Image type: full-iso

  • ~1 GB per infra-env; downloaded once to the runner, then uploaded as a DataVolume for all 7 VMs.
  • Trade-off vs minimal-iso: full ISO boots offline; minimal fetches RHCOS from internet at boot. Full avoids network-at-first-boot failure modes.

user_managed_networking vs. VIPs

  • With user_managed_networking: false, Assisted expects the VIPs to live in the same subnet as the nodes. Our nodes are on 26.26.200.0/24 but the VIP is 59.153.29.101 on the external subnet.
  • Likely needs user_managed_networking: true (pure external LB model — Assisted skips in-cluster VIP management and relies on our HAProxy). Confirm during execution by trying false first; if cluster validation fails on VIP subnet mismatch, flip to true.

Disk encryption (Tang)

  • Tang server's thumbprint is fetched AFTER Tang is deployed (Tang generates keys on first start). tang-deploy.sh waits for readiness, curls http://tang:7500/adv, computes thumbprint via jose or step-cli.
  • tang_servers in the API is a JSON-string of an array (double-encoded), not an array: "[{\"url\":\"...\",\"thumbprint\":\"...\"}]".
  • enable_on: all encrypts master + worker root disks.

NMState static config

  • static_network_config is an array, one entry per host; MAC in mac_interface_map must match exactly the NIC MAC the host will have on first boot.
  • network_yaml is the NMState YAML as a string (with \n escape or multi-line literal in JSON via jq).

Host registration & disk

  • After ISO boots, discovery agent POSTs to Assisted Installer and hosts show up in GET /v2/infra-envs/{id}/hosts.
  • inventory.disks[*] lists available disks; use the first NVMe/virtio-block (>100GiB) as installation_disk_id.
  • Set role and hostname via PATCH /v2/infra-envs/{id}/hosts/{host_id} before install.

Install validation gates

  • Cluster transitions insufficientready only when all hosts pass validations (network, DNS, disk size, API reachability).
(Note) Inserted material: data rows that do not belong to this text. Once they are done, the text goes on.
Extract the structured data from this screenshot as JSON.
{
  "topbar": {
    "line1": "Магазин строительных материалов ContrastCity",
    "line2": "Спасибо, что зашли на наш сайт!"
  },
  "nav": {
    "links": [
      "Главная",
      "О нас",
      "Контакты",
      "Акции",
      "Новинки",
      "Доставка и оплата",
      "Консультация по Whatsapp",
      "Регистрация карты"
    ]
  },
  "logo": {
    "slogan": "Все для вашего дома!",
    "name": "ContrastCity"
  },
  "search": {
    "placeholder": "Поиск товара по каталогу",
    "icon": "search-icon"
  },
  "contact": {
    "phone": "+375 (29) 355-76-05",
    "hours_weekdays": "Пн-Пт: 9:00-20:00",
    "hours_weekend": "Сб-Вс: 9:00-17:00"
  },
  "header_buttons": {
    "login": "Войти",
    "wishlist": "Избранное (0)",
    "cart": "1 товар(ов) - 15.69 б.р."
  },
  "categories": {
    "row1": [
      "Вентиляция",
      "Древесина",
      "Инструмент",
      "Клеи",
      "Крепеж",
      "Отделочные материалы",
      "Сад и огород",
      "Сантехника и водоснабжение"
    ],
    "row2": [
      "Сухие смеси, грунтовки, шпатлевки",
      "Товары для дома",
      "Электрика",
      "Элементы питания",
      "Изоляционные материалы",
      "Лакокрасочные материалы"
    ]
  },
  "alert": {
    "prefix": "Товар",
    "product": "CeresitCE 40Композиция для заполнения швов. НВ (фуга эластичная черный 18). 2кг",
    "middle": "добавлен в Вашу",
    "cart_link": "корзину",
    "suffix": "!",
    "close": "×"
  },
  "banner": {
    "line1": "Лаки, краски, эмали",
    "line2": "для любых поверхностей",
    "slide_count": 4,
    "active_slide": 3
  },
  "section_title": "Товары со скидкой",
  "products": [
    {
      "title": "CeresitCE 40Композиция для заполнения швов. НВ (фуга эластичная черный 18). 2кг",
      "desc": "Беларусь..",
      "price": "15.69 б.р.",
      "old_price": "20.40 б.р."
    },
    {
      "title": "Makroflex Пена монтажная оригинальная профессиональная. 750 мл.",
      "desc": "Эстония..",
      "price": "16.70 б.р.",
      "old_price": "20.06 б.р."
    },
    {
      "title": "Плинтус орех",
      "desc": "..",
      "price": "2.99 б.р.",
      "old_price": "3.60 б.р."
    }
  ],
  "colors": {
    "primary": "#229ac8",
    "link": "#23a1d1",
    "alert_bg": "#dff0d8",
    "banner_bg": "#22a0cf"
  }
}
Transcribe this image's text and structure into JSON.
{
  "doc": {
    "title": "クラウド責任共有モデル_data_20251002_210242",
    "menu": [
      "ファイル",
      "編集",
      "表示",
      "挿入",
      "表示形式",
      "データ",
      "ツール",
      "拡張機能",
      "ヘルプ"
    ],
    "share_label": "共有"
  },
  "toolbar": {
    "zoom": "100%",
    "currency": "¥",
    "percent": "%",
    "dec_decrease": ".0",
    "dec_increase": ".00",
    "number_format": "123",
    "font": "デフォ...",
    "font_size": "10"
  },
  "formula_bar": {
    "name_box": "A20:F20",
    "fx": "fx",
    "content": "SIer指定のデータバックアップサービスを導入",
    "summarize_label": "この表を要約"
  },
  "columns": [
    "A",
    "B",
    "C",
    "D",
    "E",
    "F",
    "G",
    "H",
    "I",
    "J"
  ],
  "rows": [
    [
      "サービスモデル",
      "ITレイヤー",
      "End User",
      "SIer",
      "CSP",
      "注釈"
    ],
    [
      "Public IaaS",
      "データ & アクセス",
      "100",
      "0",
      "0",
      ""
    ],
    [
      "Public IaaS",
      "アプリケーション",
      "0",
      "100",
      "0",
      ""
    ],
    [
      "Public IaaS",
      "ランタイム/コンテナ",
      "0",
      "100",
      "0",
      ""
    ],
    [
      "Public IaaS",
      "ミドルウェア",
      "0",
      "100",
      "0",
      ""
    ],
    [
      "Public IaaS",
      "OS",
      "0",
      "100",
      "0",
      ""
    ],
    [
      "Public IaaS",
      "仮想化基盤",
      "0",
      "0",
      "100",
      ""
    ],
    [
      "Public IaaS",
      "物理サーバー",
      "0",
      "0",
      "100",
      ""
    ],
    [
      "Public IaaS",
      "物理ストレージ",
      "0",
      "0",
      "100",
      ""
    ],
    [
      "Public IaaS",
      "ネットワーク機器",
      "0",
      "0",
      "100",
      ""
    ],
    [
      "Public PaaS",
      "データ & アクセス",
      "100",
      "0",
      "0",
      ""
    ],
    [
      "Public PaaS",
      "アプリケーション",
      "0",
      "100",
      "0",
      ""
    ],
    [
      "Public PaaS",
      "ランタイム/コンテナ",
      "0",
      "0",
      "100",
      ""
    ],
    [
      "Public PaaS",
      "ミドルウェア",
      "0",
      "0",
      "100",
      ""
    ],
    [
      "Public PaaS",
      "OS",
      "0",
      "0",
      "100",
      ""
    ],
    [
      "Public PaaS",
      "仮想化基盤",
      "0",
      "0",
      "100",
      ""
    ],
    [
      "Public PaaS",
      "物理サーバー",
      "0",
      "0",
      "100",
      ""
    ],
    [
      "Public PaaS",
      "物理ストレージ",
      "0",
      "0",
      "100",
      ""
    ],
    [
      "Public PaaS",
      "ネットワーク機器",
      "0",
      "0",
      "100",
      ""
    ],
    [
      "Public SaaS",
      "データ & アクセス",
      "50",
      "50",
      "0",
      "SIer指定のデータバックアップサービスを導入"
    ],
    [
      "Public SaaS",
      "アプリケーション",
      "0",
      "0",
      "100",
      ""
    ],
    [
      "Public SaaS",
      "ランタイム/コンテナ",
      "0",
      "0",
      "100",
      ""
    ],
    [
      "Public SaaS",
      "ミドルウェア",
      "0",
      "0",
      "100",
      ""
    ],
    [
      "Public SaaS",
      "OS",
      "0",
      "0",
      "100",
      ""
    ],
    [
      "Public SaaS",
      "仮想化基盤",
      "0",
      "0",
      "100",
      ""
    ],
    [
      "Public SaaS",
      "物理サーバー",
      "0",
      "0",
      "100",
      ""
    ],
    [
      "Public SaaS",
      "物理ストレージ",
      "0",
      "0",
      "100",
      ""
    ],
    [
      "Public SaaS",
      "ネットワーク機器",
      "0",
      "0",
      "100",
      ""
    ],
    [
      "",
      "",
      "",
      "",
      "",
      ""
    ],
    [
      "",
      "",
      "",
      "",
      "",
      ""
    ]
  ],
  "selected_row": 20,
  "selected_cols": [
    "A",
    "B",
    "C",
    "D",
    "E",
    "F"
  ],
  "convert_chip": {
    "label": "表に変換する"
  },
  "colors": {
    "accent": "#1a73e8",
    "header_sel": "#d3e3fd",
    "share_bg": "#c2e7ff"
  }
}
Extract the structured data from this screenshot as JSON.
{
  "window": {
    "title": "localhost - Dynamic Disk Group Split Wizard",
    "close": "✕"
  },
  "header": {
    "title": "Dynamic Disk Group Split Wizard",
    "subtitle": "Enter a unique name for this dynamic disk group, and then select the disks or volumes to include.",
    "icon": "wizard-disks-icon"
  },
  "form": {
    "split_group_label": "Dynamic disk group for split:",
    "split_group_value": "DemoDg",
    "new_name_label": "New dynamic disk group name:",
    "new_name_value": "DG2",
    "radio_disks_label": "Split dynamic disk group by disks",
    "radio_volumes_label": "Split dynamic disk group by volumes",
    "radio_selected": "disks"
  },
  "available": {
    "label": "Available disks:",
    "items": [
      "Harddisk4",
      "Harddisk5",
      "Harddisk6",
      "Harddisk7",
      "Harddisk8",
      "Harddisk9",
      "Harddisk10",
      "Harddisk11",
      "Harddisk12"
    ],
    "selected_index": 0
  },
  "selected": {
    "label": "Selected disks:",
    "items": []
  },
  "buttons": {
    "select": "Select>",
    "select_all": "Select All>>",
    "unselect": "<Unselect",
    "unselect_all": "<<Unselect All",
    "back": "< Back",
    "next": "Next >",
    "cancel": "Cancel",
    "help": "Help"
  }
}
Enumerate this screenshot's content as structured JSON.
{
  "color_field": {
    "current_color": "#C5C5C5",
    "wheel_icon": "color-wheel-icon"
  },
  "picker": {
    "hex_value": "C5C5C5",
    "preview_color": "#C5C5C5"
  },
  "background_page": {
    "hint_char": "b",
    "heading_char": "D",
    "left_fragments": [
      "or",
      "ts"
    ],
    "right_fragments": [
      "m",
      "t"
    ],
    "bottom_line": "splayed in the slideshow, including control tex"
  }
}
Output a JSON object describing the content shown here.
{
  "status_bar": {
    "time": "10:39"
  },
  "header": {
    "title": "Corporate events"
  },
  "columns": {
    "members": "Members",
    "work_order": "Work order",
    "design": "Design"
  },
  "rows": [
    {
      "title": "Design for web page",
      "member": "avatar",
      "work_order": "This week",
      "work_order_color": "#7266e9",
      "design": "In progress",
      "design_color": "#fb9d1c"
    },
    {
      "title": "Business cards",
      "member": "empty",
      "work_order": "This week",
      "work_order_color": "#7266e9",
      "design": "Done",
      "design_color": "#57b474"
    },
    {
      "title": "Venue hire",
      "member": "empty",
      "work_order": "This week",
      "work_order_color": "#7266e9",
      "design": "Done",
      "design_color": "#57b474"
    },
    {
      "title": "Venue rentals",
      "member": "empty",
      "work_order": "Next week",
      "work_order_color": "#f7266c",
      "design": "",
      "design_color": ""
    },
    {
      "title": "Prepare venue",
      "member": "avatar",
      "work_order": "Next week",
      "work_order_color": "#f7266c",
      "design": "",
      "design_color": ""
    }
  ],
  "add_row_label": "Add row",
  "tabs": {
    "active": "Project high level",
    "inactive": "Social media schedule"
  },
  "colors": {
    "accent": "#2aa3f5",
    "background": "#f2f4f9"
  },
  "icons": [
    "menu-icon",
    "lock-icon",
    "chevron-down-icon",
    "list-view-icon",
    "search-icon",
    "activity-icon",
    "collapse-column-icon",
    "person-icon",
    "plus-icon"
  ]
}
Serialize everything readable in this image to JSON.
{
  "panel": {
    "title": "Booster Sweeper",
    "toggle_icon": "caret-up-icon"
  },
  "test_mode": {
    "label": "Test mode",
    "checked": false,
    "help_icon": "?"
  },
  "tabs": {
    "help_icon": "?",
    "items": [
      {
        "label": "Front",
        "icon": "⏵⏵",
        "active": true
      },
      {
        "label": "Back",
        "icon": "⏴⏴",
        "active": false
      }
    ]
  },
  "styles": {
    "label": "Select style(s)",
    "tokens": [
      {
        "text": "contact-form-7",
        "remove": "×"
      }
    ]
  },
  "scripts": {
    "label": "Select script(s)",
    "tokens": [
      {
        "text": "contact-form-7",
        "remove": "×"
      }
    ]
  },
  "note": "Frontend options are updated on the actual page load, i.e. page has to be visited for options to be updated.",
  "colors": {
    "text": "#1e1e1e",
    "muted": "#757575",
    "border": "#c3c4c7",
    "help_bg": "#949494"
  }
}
The validations_info field lists each failing check — script should print these when cluster is stuck.

Execution order for the execution session

  1. Precondition check (first step of deploy-all.sh):
  2. Tang deployed + reachable at $TANG_URL/adv
  3. PowerDNS resolves api.brac-poc.comptech-lab.com and *.apps.brac-poc to 59.153.29.101
  4. HAProxy reachable at 59.153.29.101:6443 (TCP connect succeeds; backends may be DOWN)
  5. Hosting platform healthy; storage provisioner has ≥500 GiB free
  6. NADs br26-static and br-real-brac exist in openshift-brac
  7. Run scripts 01–09 in order; 10 (teardown.sh) only on failure or deliberate reset.
  8. Acceptance: oc --kubeconfig ./creds/kubeconfig get nodes shows 6 nodes Ready (3 masters + 3 workers; bootstrap already gone).

What this plan intentionally does NOT include

  • OCP operators/workloads (Compliance, ACS, OTel, WSO2, etc.) — those belong to Phase 2 issues, deployed after cluster is up.
  • ODF storage on OCP — separate issue; runs on workers after install.
  • CI/CD integration (GitLab/Jenkins HA) — separate issue; not dependent on OCP install.
  • memory/reference_assisted_installer_api.md — REST endpoint details, payload shapes
  • memory/project_vm_network_plan.md — MAC+IP+VM table
  • memory/project_dns_lb_architecture.md — DNS + HAProxy roles
  • memory/feedback_vm_ssh_keys.md — pubkeys to inject into every VM

Next action: open an execution session on branch infra/ocp-assisted-installer, read this plan + referenced memory, implement scripts 01–10. Estimated: 4–6 hours for a working install including the Tang server.